Il faudra maintenant attendre l'intervention et l'extension du style provençal, tout à fait différent, pour retrouver une facture artistique digne d'attention. Aux maîtres partis pour rester fidèles à leur conception confessionnelle, ont d'abord succédé des apprentis ayant conservé souvenir de leur méthode de travail pour établir la structure d'un meuble, mais n'ayant plus, comme nous l'avons indiqué dans une précédente note sur le mobilier languedocien du XVIIème siècle, leur science, leur savoir-faire en art décoratif.
 
Ce pont d'histoire fixé qui est, nous le répétons, l'intérêt majeur donné par la production de Jacques Brès et des artistes régionaux ayant pu l'imiter, voici les indications descriptives s'y rapportant :
L'Ecole de Sumène ou plus exactement "l'Ecole florale décadente" n'a plus de divisions d'ornement alors réparties en 6 panneaux.

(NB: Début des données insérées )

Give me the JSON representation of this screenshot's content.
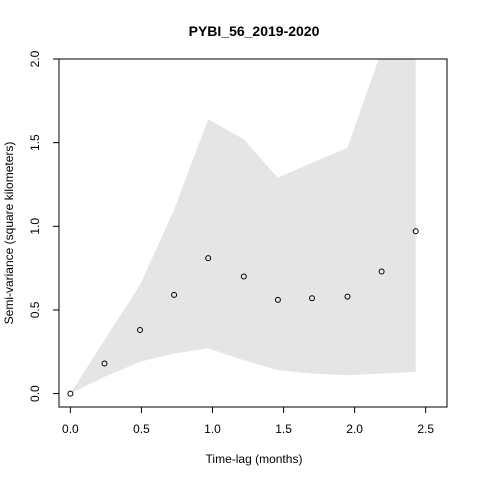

Tous les meubles que l'on peut y rattacher, armoires et placards, en comportent 12 : très exceptionnellement 10 lorsque, sur chaque porte, les panneaux rectangulaires de centre deviennent un seul panneau développé en largeur.
 
Différence avec les meubles à intervention partielle de décoration feuillagée, le type de Sumène a comme caractéristique dans la décoration des portes, la présence de fleurs plus ou moins stylisées sortant d'un vase ou piquées dans une corbeille, tantôt sur 4 panneaux, tantôt sur 8; Cette présence des vases et corbeilles est curieusement en avance d'un siècle sur un emploi futur assez fréquent sous la fin du XVIIIème et prolongement dans les débuts du XIXème siècle. D'autres panneaux n'ont que des feuillages à structure ornementale : détail local intéressant, l'acanthe classique a tendance à devenir sur le meuble de Sumène, très semblable à une fougère.
 
La présence d'un oiseau ou de deux se retrouve sur quelques panneaux de Jacques Brès, toujours posés de profil, les ailes collées au corps et d'une exécution tout à fait primitive, renchérissant encore de facture enfantine.
 
Un meuble étudié à Sumène chez Mme Monchablon venant du hameau de Castanet présente une particularité très notable : sur la rangée des panneaux du centre de chaque porte, la décoration florale est remplacée par un buste féminin, les bras relevés pour soutenir une corbeille posée sur la tête ; mais seul le haut de la composition est d'aspect féminin, la partie inférieure est de tracé insectiforme, rappelant l'abdomen du scorpion. Faut-il voir là quelque réminiscence mythologique ?
 
Dans les meubles de Sumène, les montants sont ornés de guirlandes vaguement fruitières et feuillagères, à relief plat pris dans le creusement du bois. La traverse supérieure ou frise présente les têtes angelines et les rinceaux habituels mais ceux-ci d'une décoration plus sommaire.
 
Une particularité montrant à quel point il faut être prudent avant d'enregistrer une remarque comme fait général nous a été fournie par le groupe des meubles de Sumène. En ayant examiné le plus grand nombre sans avoir vu la pièce de faîte parachevant le fronton, nous avons été sur le point de conclure que cette pièce avait disparu de la facture de J.Brès, devenue plus rudimentaire, moins somptueuse. Or, un jour, l'image d'une armoire se trouvant au château d'Avèse, chez M Teissier, présentant toutes les caractéristiques du placard de Sumène signé J.Brès et possédant sa pièce de faîte, en la circonstance, l'aigle si fréquemment remarqué sur les belles armoires de la grande époque. La pièce de faîte a donc existé sur les meubles d'origine suménoise comme sur les autres. Sa disparition a été simplement plus fréquente. Une heureuse exception nous a permis d'éviter une erreur en la supposant disparue du plan primitif de décoration.